The final concert of the tour was in another very old church, Trinity Clifton United Church in Charlottetown, PEI, which opened its doors shortly after the famous Charlottetown Conference of 1864. The choir arrived there in the late afternoon after a lovely drive through the scenic countryside of Nova Scotia, a ferry ride across the Northumberland Strait (where they entertained the passengers with "Farewell to Nova Scotia") and a drive along PEI’s south shore. The choir was thrilled by the attendance  of Their Honours, H. Frank Lewis, Lieutenant Governor of Prince Edward Island, and his wife, Mrs. Dorothy Lewis, at the concert. The Belfast Pipe and Drum Band added pomp and ceremony to the occasion with their great playing and kilted uniforms.

At the end of the evening the choristers were delighted to accept the Lieutenant Governor’s invitation to tea at Government House the following morning. His Honour met them in the beautiful grounds of the house and invited them into his home. He quickly divested himself of his jacket and headed to the dining room to set out cups and saucers for his fifty guests, who meanwhile toured this historic edifice. After tea and goodies, Their Honours asked the group to sing. Clare Gordon sat down at the grand piano in the large entrance hall and the women choir members regaled them and their staff with "Now is the Hour." It was possibly the highlight of this remarkable tour. Members of the North Lakeshore Chorus regretfully got onto the bus for the long drive home, with stops in Edmundston for a final group dinner and an overnight stay in Riviere-du-loup.

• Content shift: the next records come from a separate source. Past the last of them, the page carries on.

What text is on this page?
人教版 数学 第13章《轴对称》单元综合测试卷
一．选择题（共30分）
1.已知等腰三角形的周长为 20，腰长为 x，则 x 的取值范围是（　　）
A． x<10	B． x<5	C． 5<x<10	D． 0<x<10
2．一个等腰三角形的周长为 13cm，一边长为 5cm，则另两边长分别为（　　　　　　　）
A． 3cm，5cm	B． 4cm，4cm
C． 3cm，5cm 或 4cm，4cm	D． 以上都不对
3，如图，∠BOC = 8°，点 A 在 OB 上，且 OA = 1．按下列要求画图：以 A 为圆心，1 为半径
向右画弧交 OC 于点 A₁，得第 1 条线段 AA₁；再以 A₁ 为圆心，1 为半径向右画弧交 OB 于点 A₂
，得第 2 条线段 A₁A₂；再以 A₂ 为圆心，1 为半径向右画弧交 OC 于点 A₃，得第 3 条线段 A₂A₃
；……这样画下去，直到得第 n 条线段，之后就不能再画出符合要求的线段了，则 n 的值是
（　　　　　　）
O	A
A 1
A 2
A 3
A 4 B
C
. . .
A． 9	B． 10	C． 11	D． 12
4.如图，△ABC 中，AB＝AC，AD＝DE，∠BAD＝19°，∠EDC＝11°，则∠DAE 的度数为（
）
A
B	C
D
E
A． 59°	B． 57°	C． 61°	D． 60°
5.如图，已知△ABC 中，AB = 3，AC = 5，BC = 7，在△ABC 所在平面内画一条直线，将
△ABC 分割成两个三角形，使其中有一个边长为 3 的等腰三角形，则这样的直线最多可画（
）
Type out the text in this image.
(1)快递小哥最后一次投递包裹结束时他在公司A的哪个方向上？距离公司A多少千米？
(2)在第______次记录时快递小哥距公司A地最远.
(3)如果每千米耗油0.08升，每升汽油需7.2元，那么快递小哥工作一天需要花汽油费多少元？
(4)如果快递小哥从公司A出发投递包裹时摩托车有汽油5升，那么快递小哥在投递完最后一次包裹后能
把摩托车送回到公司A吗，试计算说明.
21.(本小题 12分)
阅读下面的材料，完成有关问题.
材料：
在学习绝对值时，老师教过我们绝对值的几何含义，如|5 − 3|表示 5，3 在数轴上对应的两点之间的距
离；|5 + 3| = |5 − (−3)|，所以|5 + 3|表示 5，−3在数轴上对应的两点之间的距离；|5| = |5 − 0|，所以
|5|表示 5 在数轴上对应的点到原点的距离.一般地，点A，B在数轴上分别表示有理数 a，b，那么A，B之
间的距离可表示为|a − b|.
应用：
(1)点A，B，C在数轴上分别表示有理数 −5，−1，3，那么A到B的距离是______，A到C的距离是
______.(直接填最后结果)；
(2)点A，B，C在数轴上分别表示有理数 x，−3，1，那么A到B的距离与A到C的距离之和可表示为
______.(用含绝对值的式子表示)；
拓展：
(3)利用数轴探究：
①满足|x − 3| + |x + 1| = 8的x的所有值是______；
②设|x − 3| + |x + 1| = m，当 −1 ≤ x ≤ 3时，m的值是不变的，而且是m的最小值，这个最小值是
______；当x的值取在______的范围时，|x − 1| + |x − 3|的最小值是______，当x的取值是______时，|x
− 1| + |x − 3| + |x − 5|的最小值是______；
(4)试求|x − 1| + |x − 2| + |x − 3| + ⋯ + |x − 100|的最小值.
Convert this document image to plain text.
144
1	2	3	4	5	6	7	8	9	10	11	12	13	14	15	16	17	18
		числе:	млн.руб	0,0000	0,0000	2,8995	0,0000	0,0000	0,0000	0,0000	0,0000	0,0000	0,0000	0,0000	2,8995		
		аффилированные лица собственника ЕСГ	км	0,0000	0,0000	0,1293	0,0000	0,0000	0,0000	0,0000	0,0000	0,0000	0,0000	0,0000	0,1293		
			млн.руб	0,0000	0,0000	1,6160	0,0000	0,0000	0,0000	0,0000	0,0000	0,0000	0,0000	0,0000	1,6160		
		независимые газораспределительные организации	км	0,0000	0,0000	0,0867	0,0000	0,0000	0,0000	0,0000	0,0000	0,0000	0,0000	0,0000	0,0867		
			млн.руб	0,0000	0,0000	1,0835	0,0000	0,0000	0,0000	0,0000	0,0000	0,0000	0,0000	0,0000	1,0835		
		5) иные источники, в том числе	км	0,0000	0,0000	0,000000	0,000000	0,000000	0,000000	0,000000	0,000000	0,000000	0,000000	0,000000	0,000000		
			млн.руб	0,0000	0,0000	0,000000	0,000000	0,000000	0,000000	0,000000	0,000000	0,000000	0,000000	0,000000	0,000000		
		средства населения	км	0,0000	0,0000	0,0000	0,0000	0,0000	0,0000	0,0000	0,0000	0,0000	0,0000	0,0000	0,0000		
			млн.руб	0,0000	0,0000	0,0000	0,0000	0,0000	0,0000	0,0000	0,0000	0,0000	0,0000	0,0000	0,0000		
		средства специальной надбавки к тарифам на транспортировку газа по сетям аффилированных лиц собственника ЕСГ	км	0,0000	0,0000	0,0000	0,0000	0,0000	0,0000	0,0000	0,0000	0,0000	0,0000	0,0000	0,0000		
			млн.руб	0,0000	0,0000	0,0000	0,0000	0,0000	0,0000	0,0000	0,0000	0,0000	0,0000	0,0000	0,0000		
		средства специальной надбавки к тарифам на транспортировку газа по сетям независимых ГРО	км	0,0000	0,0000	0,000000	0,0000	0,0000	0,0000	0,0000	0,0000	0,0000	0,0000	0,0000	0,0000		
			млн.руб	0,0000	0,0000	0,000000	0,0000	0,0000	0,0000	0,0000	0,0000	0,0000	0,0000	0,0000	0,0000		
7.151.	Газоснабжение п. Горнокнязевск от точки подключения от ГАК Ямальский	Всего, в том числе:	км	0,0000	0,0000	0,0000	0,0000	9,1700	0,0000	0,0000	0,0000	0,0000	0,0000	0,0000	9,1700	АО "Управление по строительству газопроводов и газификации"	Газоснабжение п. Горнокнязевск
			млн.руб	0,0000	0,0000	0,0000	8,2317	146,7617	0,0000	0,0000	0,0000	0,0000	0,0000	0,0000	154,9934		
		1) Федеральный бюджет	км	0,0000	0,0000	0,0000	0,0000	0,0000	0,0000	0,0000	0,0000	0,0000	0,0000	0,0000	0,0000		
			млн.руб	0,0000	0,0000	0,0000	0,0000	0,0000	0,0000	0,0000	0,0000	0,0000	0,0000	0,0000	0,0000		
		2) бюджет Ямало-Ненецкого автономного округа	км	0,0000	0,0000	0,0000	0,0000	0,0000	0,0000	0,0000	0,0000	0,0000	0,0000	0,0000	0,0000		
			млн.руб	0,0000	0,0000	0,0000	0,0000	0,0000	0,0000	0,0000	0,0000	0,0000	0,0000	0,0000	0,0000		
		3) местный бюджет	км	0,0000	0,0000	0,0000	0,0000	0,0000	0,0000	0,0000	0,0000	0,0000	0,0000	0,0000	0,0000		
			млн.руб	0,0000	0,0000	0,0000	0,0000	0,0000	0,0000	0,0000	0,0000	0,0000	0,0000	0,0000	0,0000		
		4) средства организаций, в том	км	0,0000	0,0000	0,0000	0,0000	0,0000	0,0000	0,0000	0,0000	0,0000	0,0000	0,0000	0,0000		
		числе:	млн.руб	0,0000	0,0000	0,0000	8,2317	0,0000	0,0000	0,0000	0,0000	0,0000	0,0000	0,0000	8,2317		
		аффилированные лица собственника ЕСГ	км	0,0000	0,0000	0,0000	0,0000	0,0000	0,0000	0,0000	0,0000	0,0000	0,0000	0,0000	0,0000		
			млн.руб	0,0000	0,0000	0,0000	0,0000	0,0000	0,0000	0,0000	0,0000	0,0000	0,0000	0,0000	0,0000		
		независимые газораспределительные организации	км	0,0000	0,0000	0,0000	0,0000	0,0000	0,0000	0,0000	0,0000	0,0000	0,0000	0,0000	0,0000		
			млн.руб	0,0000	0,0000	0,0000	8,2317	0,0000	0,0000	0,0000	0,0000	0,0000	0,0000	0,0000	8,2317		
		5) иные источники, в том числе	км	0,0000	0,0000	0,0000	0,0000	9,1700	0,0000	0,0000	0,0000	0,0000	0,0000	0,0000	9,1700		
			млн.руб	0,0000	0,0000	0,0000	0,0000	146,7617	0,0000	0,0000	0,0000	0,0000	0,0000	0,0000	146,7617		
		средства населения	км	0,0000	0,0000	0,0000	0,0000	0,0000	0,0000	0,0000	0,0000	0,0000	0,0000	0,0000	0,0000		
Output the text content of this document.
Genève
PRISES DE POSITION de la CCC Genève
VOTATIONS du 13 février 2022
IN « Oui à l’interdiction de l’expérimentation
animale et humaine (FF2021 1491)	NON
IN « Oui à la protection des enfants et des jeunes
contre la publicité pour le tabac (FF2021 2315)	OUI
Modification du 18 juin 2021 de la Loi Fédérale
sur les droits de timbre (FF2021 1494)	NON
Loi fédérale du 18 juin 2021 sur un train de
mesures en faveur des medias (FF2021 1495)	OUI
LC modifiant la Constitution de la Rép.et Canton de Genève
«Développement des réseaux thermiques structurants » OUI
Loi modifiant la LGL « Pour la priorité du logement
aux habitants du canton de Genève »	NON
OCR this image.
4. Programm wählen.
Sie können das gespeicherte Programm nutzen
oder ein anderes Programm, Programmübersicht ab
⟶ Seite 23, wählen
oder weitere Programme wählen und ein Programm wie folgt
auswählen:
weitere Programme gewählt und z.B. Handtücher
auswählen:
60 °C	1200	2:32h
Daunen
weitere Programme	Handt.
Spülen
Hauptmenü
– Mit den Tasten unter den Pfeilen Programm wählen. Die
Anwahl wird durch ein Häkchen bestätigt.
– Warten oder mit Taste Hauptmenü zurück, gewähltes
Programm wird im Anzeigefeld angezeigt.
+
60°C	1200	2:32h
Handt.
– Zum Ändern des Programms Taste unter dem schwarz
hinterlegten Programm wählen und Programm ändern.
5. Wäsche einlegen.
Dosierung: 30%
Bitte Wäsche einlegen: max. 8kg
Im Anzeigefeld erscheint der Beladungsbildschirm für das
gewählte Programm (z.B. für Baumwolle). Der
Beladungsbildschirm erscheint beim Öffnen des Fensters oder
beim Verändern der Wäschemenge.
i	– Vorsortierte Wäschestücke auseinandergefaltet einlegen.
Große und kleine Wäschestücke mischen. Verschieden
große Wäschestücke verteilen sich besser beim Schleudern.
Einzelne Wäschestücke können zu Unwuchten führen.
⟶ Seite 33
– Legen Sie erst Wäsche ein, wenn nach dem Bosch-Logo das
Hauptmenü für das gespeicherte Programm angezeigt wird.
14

What a unique opportunity this was for those who went on the trip--wonderful singing and music making, great venues and audiences, a chance to see some of Canada, the opportunity to meet singers from the east coast and the bonding with all on the tour who were friendly, cooperative and easy to get along with. It was a wonderful experience, not to have been missed, and one that will be cherished for many years to come.